Events

Event: Water Quality by natural solutions

posted 15 Nov 2022 3 mins

Speakers: David Diggens (CEO, Norfolk Rivers Trust), Robin Price (Anglian Water), Geoff Brighty (Chair, Norfolk Rivers Trust)

On 19th October we invited three experts, David Diggens, Geoff Brighty and Robin Price, to address the much-debated state of Britain’s rivers and waterways. 

David Diggens, CEO of the Norfolk Rivers Trust (NRT), spoke to us first about the Trust’s ‘nature-based’ approach to water-quality problems, in particular its efforts in partnership with Anglian Water to improve Norfolk’s Glaven and Stiffkey rivers. Working at ‘landscape scale’, the Trust’s recent efforts have involved the reintroduction of beavers to the local landscape and the creation of floodplains, wet woodlands and ‘integrated constructed wetland’ environments whose processes allow for very efficient natural water treatments. ‘What we’ve done in the 11 years since the Trust was founded’, said David, ‘is quite amazing.’

Robin Price, Director of Quality and Environment at Anglian Water, spoke about problems and solutions from a water company’s perspective. Anglian is, geographically, the largest water and water recycling company in England with a purpose statement to ‘protect and enhance’ the environment. As Robin put it, this means ‘extracting less and reducing flood risk.’ Alongside this runs the need for ‘putting the wiggles back in rivers.’ 

‘Many UK waterways have been canalised,’ Robin explained. ‘They are made to take water away from the land and into the North Sea as quickly as possible. How do we take them back to a more natural state?’ 

In partnership with NRT, Anglian will be restoring some 26 wetlands to address phosphate river and lake pollution. Another exciting part of the plan is the first European trial, in Norfolk, of the ‘Water Fund’ – a concept successfully used to tackle water crises in New York, Cape Town and 40 other locations worldwide. Robin’s determined response to current doom and gloom is that it is, in fact, ‘a really, exciting time to be in the water industry and the environmental sector.’

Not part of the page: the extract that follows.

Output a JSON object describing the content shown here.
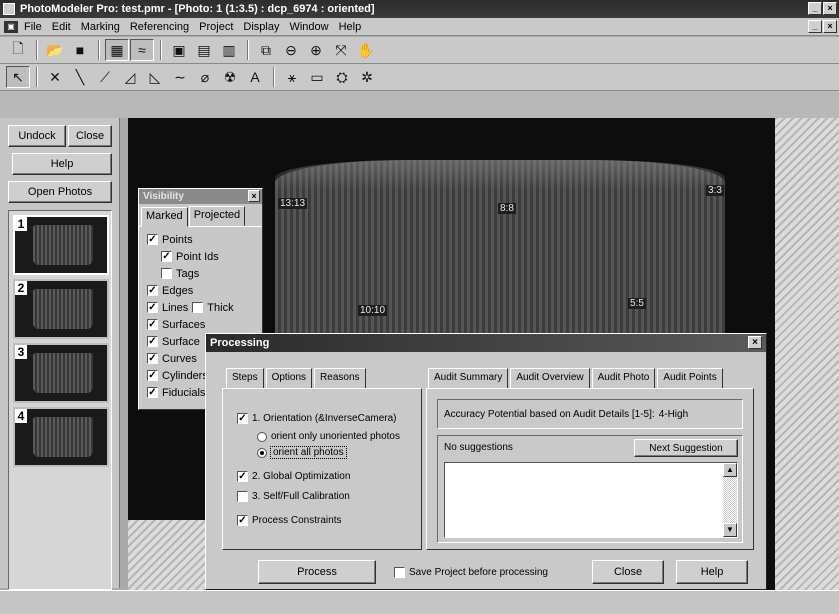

Finally, Geoff Brighty, NRT chair, gave us a sobering roundup of the UK’s current ecology and ecological policy, taking into consideration climate-mitigation challenges and ever-declining biodiversity. We are, he warned, facing ‘Code Red’ for nature, humanity, and economic growth. Our consumption patterns and infrastructure – in water, energy, plastics – are ‘yet to be resilient’. We need an approach to growth and investment which is ‘sustainable and restorative’ at its core, with ‘NGOs at the heart of sustainable delivery’. Nature-based solutions Geoff concluded, bringing our talk full circle, must be at the core of a new, larger, longer-term approach.